Profissionais pouco preparados
Muito para lá do discurso social que tende a desresponsabilizar o agressor e concomitantemente a co-responsabilizar a vítima – e que surge vertido em acórdãos como o relativo à violação no bar de Gaia ou nos comentários à alegada violação de Kathryn Mayorga por Cristiano Ronaldo que apontavam o facto de ela ter subido ao quarto como uma espécie de “via verde” para uma alegada violação –, importará saber que apoios existem para as vítimas de violação. Entre esquadras de polícia, serviços de saúde, tribunais, há um denominador comum, apontado quer pelos técnicos do terreno quer pelos investigadores da área: a falta de preparação dos profissionais.
“Há muito a fazer na formação dos profissionais das esquadras, da área de emergência médica e também do sistema de justiça”, aponta Marlene Matos, para quem, sem essa especialização, “não se conseguirá reduzir a vitimação secundária”. “Os profissionais não estão alertados para este tipo de violência. Tem de haver um trabalho alargado de formação e especialização para que haja aqui a necessária mudança social”, concorda Tatiana Mendes.
No estudo de Sofia Neves, que avaliou a resposta de cinco diferentes grupos profissionais à violência sexual, ficou também claro que polícias, médicos, professores, enfermeiros e assistentes sociais não estão preparados para identificar este crime. “São eles próprios que se assumem pouco preparados para intervir nestas situações”, precisa, para acrescentar que os dois centros especializados que existem no país são “claramente insuficientes”. “Há demasiadas pessoas que não têm acesso a estes centros, até por conta da distância geográfica”, diz ainda.
A coordenadora do primeiro destes centros, Margarida Matos Neves, recupera as recomendações do Conselho da Europa que apontam a necessidade de um centro de crise por cada 200 mil mulheres. “Se considerarmos que o Inquérito da Agência Europeia para os Direitos Fundamentais realizado em 28 Estados-membros em 2012 concluiu que em Portugal 1% das inquiridas disse ter sido vítima de violência sexual por parceiros e não parceiros nos doze meses precedentes ao inquérito, podemos estimar, a partir dos dados do Censos de 2011, que 41.542 mulheres e raparigas foram vítimas deste tipo de crime no referido período de um ano e ter uma pálida noção da dimensão e da falta de recursos especializados de resposta”, acusa, para concluir que, no tocante à violência sexual, “ainda está praticamente tudo por fazer”.
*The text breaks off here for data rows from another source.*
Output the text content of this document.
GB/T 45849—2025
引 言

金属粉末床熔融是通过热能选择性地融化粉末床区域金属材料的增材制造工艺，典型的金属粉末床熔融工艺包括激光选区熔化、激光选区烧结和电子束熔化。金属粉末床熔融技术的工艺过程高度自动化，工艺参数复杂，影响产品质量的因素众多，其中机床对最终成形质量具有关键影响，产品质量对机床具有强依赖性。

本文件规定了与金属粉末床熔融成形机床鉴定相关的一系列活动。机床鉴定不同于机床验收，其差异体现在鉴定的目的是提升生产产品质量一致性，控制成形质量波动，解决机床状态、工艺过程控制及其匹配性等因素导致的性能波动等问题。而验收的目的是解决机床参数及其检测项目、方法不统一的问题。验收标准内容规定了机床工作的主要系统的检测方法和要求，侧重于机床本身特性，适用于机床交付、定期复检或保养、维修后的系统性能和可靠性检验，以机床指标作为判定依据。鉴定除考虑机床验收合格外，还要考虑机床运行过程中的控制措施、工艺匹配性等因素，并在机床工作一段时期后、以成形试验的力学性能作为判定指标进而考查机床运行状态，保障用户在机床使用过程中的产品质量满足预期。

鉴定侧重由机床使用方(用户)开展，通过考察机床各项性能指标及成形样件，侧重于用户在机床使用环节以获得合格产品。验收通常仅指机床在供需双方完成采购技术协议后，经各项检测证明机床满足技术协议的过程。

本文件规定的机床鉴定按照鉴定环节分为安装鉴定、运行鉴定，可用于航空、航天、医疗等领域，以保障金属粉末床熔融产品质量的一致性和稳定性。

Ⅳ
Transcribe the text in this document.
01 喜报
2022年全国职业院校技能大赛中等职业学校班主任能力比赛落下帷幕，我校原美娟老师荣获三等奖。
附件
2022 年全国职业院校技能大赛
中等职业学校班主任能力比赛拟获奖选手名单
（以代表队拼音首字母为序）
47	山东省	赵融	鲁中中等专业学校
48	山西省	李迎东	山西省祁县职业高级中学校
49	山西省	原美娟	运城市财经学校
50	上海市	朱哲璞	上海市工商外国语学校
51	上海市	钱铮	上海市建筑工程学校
A coordenadora do centro do Porto, que já acompanha dez vítimas deste tipo de violência, mesmo sem terem ainda divulgado a sua existência, por via da distribuição de cartazes e panfletos que deverá decorrer nas próximas semanas, aponta outra falha na resposta: “Se alguém que foi violada for a um centro de saúde, dificilmente será referenciada para um atendimento especializado porque não existem protocolos nem uma lógica de actuação em rede”, denuncia, para defender que “o caminho percorrido na área da violência doméstica, aceite e encarada como normal durante muitos anos, é o mesmo que precisa agora de ser percorrido para as vítimas de violação”.